On June 2, 2008 Talley commented that former Bills kicker Scott Norwood should be inducted onto the Bills' Wall of Fame. He stated;

"One thing I wish people would take a look at is out of all the things that we accomplished we wouldn't have done a lot of them without Scott Norwood". He continued on, "Everybody seems to have forgotten Scott. If you look back in the early days we won a lot of games with special teams and him kicking field goals. So I think there's somewhere up there (the Wall) for Scott to be, but nobody wants to acknowledge him because he missed a kick. But as I recall, I missed some tackles in that game, Bruce missed some. Thurman dropped some balls and Jim threw interceptions, but nobody realizes that here is a guy that made major contributions to what this organization was about. It just irks me that people have forgotten him." [sic][6]

He now lives in Orlando, Florida with his wife and two kids.

Talley is the brother of Cleveland Brown John Talley, and is the cousin of New York Yankee Derek Jeter.

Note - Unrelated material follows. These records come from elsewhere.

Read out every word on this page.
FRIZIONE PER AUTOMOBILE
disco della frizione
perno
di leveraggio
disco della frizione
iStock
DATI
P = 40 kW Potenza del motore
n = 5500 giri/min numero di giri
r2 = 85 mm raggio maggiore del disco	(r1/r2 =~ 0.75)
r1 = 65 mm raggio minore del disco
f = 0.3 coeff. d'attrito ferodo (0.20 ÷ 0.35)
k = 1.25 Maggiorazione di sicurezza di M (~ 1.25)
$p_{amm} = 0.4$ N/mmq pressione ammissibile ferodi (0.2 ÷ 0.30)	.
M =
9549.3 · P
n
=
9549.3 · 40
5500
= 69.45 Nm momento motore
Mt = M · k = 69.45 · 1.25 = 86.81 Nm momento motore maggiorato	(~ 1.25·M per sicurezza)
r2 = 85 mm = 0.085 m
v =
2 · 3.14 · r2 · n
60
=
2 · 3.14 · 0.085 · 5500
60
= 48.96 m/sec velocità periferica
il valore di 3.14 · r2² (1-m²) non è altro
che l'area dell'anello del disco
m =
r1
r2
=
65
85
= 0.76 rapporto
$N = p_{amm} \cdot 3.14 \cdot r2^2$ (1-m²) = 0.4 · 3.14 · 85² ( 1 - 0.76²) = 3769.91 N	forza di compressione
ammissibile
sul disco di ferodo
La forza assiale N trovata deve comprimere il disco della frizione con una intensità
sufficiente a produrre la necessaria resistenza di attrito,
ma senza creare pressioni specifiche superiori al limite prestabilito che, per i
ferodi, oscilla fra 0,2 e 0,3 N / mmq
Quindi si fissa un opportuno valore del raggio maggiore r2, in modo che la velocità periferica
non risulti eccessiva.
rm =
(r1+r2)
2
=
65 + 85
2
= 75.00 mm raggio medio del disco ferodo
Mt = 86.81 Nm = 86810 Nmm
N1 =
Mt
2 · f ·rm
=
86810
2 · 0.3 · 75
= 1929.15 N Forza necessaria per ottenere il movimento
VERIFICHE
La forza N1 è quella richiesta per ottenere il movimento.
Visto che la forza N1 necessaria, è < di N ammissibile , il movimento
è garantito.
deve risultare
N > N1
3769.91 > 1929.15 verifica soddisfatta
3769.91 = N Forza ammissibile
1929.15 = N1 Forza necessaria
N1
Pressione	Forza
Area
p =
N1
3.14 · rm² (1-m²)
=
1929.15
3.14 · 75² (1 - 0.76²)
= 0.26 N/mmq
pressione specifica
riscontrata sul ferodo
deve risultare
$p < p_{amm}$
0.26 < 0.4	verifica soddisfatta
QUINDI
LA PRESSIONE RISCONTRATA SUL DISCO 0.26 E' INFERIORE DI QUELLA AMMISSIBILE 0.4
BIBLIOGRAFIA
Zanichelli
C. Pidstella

On April 25, 2009, it was announced at the Bills Season Ticket Holder Draft Day Party at Ralph Wilson Stadium, that fans had voted 26 members to the Bills 50th Season All-Time Team, which was presented by Tops Friendly Markets. The all-star team included the following, including Talley; quarterback Jim Kelly, running back Thurman Thomas, wide receivers Andre Reed, Eric Moulds and James Lofton, tight end Pete Metzelaars, and offensive linemen Joe DeLamielleure, Kent Hull, Billy Shaw, Ruben Brown and Jim Ritcher. The defensive players chosen by the fans were; defensive linemen Bruce Smith, Fred Smerlas and Tom Sestak, linebackers Talley, Mike Stratton, Cornelius Bennett and Shane Conlan, cornerbacks Butch Byrd and Nate Odomes and safeties George Saimes and Henry Jones. The special teams' players selected by the fans were kicker Steve Christie, punter Brian Moorman and special teamer Steve Tasker.[7]